このようにバランスを取りながら課題に向き合うことで、冷静に分析し、実際の行動に結びつけることができます。

言い換えれば、外的統制/内的統制と他責/自責のバランスを適切に保つことが、柔軟で効果的な問題解決の鍵となります。
このバランス感覚を身につけることで、状況に応じた最善のアプローチが可能になります。

自責と中核的自己評価の関係

統制の所在は、中核的自己評価の一要素

外的統制/内的統制と他責/自責のバランスをとる際、統制の所在だけに意識を向けるだけでは十分ではありません。
このバランスを理解し実践する上で、「中核的自己評価(Core Self-Evaluation)」の概念を深く理解することが有用です。
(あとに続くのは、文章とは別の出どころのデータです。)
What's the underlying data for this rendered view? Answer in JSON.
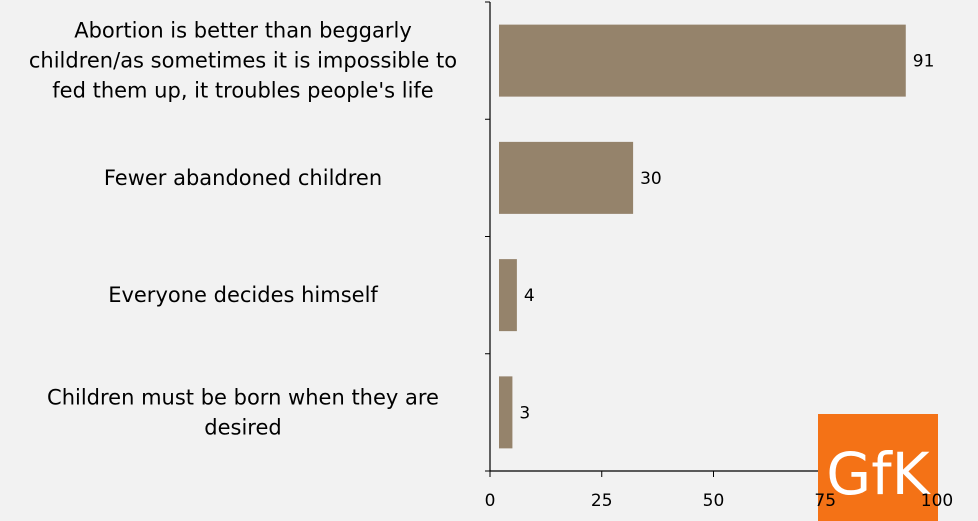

中核的自己評価は、心理学者のティモシー・ジャッジ(Timothy A. Judge)とその同僚によって提唱された心理学的概念で、自尊心、自己効力感、感情安定性、統制の所在という4つの特性を統合した自己概念です。この評価が高い人は、仕事や人生に対する満足度が高く、ストレスに強くて、パフォーマンスにも優れる傾向があります。
この概念を理解することで、より包括的に自分自身を捉え、バランスの取れた問題解決や自己成長が可能になります。
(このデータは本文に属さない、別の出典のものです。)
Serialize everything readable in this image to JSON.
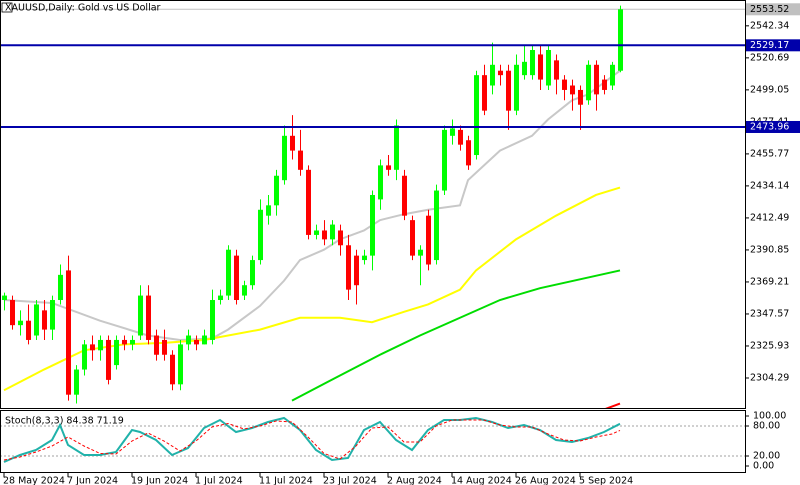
{
  "chart_data": [
    {
      "type": "candlestick",
      "title": "XAUUSD,Daily:  Gold vs US Dollar",
      "categories": [
        "28 May 2024",
        null,
        null,
        null,
        null,
        null,
        null,
        null,
        "7 Jun 2024",
        null,
        null,
        null,
        null,
        null,
        null,
        null,
        "19 Jun 2024",
        null,
        null,
        null,
        null,
        null,
        null,
        null,
        "1 Jul 2024",
        null,
        null,
        null,
        null,
        null,
        null,
        null,
        "11 Jul 2024",
        null,
        null,
        null,
        null,
        null,
        null,
        null,
        "23 Jul 2024",
        null,
        null,
        null,
        null,
        null,
        null,
        null,
        "2 Aug 2024",
        null,
        null,
        null,
        null,
        null,
        null,
        null,
        "14 Aug 2024",
        null,
        null,
        null,
        null,
        null,
        null,
        null,
        "26 Aug 2024",
        null,
        null,
        null,
        null,
        null,
        null,
        null,
        "5 Sep 2024",
        null,
        null,
        null,
        null,
        null
      ],
      "open": [
        2357,
        2357,
        2340,
        2343,
        2333,
        2350,
        2337,
        2357,
        2377,
        2293,
        2310,
        2327,
        2323,
        2330,
        2313,
        2330,
        2327,
        2333,
        2360,
        2333,
        2330,
        2320,
        2300,
        2327,
        2330,
        2327,
        2330,
        2357,
        2360,
        2387,
        2360,
        2367,
        2384,
        2414,
        2421,
        2438,
        2468,
        2458,
        2445,
        2401,
        2404,
        2398,
        2404,
        2394,
        2387,
        2384,
        2387,
        2425,
        2448,
        2445,
        2441,
        2411,
        2387,
        2414,
        2384,
        2431,
        2468,
        2472,
        2465,
        2455,
        2509,
        2502,
        2512,
        2512,
        2485,
        2509,
        2509,
        2523,
        2502,
        2519,
        2506,
        2502,
        2499,
        2492,
        2516,
        2506,
        2502,
        2512
      ],
      "high": [
        2362,
        2360,
        2350,
        2354,
        2357,
        2357,
        2360,
        2381,
        2387,
        2313,
        2330,
        2333,
        2333,
        2333,
        2333,
        2333,
        2333,
        2367,
        2367,
        2337,
        2337,
        2323,
        2330,
        2337,
        2333,
        2337,
        2364,
        2364,
        2394,
        2391,
        2370,
        2387,
        2425,
        2428,
        2445,
        2475,
        2482,
        2472,
        2448,
        2408,
        2411,
        2411,
        2408,
        2401,
        2391,
        2391,
        2431,
        2452,
        2455,
        2479,
        2445,
        2414,
        2394,
        2418,
        2435,
        2475,
        2479,
        2475,
        2468,
        2512,
        2516,
        2531,
        2516,
        2516,
        2523,
        2529,
        2529,
        2529,
        2529,
        2523,
        2509,
        2506,
        2502,
        2519,
        2519,
        2509,
        2518,
        2556
      ],
      "low": [
        2350,
        2337,
        2333,
        2327,
        2330,
        2330,
        2330,
        2354,
        2289,
        2287,
        2306,
        2316,
        2316,
        2300,
        2310,
        2323,
        2323,
        2330,
        2327,
        2316,
        2316,
        2296,
        2296,
        2323,
        2323,
        2327,
        2327,
        2354,
        2357,
        2354,
        2357,
        2364,
        2381,
        2408,
        2414,
        2435,
        2452,
        2441,
        2398,
        2398,
        2394,
        2394,
        2387,
        2357,
        2354,
        2381,
        2377,
        2418,
        2441,
        2438,
        2411,
        2384,
        2367,
        2377,
        2381,
        2428,
        2462,
        2458,
        2445,
        2452,
        2482,
        2496,
        2502,
        2472,
        2482,
        2506,
        2506,
        2499,
        2499,
        2496,
        2492,
        2485,
        2472,
        2489,
        2485,
        2496,
        2499,
        2511
      ],
      "close": [
        2360,
        2340,
        2343,
        2330,
        2354,
        2337,
        2357,
        2374,
        2293,
        2310,
        2327,
        2323,
        2330,
        2303,
        2330,
        2327,
        2330,
        2360,
        2330,
        2320,
        2320,
        2300,
        2327,
        2333,
        2327,
        2333,
        2357,
        2360,
        2391,
        2357,
        2367,
        2384,
        2418,
        2421,
        2441,
        2468,
        2458,
        2445,
        2401,
        2404,
        2398,
        2408,
        2394,
        2364,
        2367,
        2387,
        2428,
        2448,
        2445,
        2475,
        2414,
        2387,
        2391,
        2381,
        2431,
        2472,
        2473,
        2462,
        2448,
        2509,
        2485,
        2516,
        2509,
        2485,
        2516,
        2518,
        2526,
        2506,
        2526,
        2506,
        2499,
        2496,
        2489,
        2516,
        2496,
        2499,
        2516,
        2553.52
      ],
      "up_color": "#00ff00",
      "down_color": "#ff0000",
      "ylim": [
        2284.0,
        2559.8
      ],
      "yticks": [
        2542.34,
        2520.69,
        2499.05,
        2477.41,
        2455.77,
        2434.14,
        2412.49,
        2390.85,
        2369.21,
        2347.57,
        2325.93,
        2304.29
      ],
      "series": [
        {
          "color": "#c8c8c8",
          "x": [
            0,
            6,
            12,
            18,
            22,
            26,
            28,
            32,
            35,
            37,
            40,
            42,
            45,
            47,
            50,
            53,
            57,
            58,
            62,
            66,
            68,
            71,
            73,
            77
          ],
          "values": [
            2357,
            2355,
            2343,
            2333,
            2330,
            2331,
            2337,
            2353,
            2370,
            2384,
            2391,
            2398,
            2404,
            2411,
            2415,
            2418,
            2421,
            2438,
            2458,
            2468,
            2479,
            2492,
            2496,
            2512
          ]
        },
        {
          "color": "#ffff00",
          "x": [
            0,
            5,
            10,
            15,
            20,
            25,
            32,
            37,
            42,
            46,
            50,
            53,
            57,
            59,
            64,
            69,
            74,
            77
          ],
          "values": [
            2296,
            2310,
            2323,
            2327,
            2328,
            2330,
            2337,
            2345,
            2345,
            2342,
            2349,
            2354,
            2364,
            2377,
            2398,
            2414,
            2428,
            2433
          ]
        },
        {
          "color": "#00dd00",
          "x": [
            36,
            42,
            47,
            52,
            57,
            62,
            67,
            72,
            77
          ],
          "values": [
            2289,
            2306,
            2320,
            2333,
            2345,
            2357,
            2365,
            2371,
            2377
          ]
        },
        {
          "color": "#ff0000",
          "x": [
            75,
            77
          ],
          "values": [
            2283,
            2287
          ]
        }
      ],
      "hlines": [
        {
          "value": 2529.17,
          "label": "2529.17",
          "color": "#0000aa"
        },
        {
          "value": 2473.96,
          "label": "2473.96",
          "color": "#0000aa"
        }
      ],
      "last_price": {
        "value": 2553.52,
        "label": "2553.52",
        "color": "#c0c0c0"
      }
    },
    {
      "type": "line",
      "title": "Stoch(8,3,3) 84.38 71.19",
      "ylim": [
        -12,
        110
      ],
      "yticks": [
        {
          "value": 100,
          "label": "100.00"
        },
        {
          "value": 80,
          "label": "80.00"
        },
        {
          "value": 20,
          "label": "20.00"
        },
        {
          "value": 0,
          "label": "0.00"
        }
      ],
      "levels": [
        80,
        20
      ],
      "series": [
        {
          "color": "#20b2aa",
          "x": [
            0,
            2,
            4,
            6,
            7,
            8,
            10,
            12,
            14,
            16,
            17,
            19,
            21,
            23,
            25,
            27,
            29,
            31,
            33,
            35,
            37,
            39,
            41,
            43,
            45,
            47,
            49,
            51,
            53,
            55,
            57,
            59,
            61,
            63,
            65,
            67,
            69,
            71,
            73,
            75,
            77
          ],
          "values": [
            8,
            22,
            32,
            52,
            82,
            42,
            22,
            22,
            28,
            72,
            68,
            52,
            22,
            36,
            76,
            92,
            68,
            76,
            88,
            96,
            72,
            32,
            12,
            16,
            72,
            88,
            52,
            32,
            72,
            92,
            92,
            96,
            88,
            76,
            82,
            72,
            52,
            48,
            56,
            68,
            84.38
          ]
        },
        {
          "color": "#ff0000",
          "dash": true,
          "x": [
            0,
            2,
            4,
            6,
            8,
            10,
            12,
            14,
            16,
            18,
            20,
            22,
            24,
            26,
            28,
            30,
            32,
            34,
            36,
            38,
            40,
            42,
            44,
            46,
            48,
            50,
            52,
            54,
            56,
            58,
            60,
            62,
            64,
            66,
            68,
            70,
            72,
            74,
            76,
            77
          ],
          "values": [
            12,
            18,
            28,
            40,
            58,
            40,
            25,
            24,
            50,
            66,
            50,
            30,
            50,
            78,
            85,
            74,
            80,
            90,
            88,
            58,
            25,
            14,
            40,
            76,
            78,
            48,
            48,
            80,
            92,
            92,
            92,
            82,
            78,
            78,
            64,
            52,
            50,
            58,
            64,
            71.19
          ]
        }
      ]
    }
  ]
}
  1. 自尊心(Self-Esteem):自分には価値があるという感覚
  2. 自己効力感(Self-Efficacy):自分には物事を成し遂げる能力があるという感覚
  3. 感情安定性(Neuroticism):ストレスやプレッシャーに冷静に対処できる感覚
  4. 統制の所在(Locus of Control):物事を自分がコントロールできるという感覚

中核的自己評価と健全な自責思考の関係

中核的自己評価のこれら4つの要素が整うことで、健全な自責思考が機能しやすくなります。
これにより、内省を通じて問題点を正確に認識し、課題解決に向けた具体的なサイクルが形成されます。
魅力的な経営者やバイタリティあふれる人物を観察すると、これらの特性がいずれも高いレベルで整っており、健全な自責思考と積極的な行動が繰り返される好循環が生まれていることがわかります。

一方で、他責思考が強い人を観察すると、自己効力感が低く、感情の安定性に欠ける傾向があります。このような状態で強引に自責思考を押し出すと、挑戦する意欲を失ったり、メンタルが不安定になることがあります。その結果、自尊心が低下し、それに伴って自己効力感や感情の安定性もさらに低下するなど、負のスパイラルに陥る可能性があります。
こうした状態では、コントロール可能な要素にすら取り組む意欲を失い、結果的に成長が阻害されてしまいます。
健全な自責思考を育むためには、これら4つの特性をバランス良く整えることが重要であり、それが結果的に問題解決や自己成長につながります。

自責思考を育むためには、統制の所在に加え、中核的自己評価を構成する『自尊心』『自己効力感』『感情安定性』をバランスよく育む環境を整えることが重要です。それが、課題解決に主体的に取り組める訪問看護の組織づくりの第一歩となります。

まとめ

「自責」の姿勢を通じて、課題解決に取り組むことで、組織全体の能力向上へとつなげることができます。本コラムが、組織運営に取り組んでいる皆さまにとって、少しでもヒントや支えとなれば幸いです。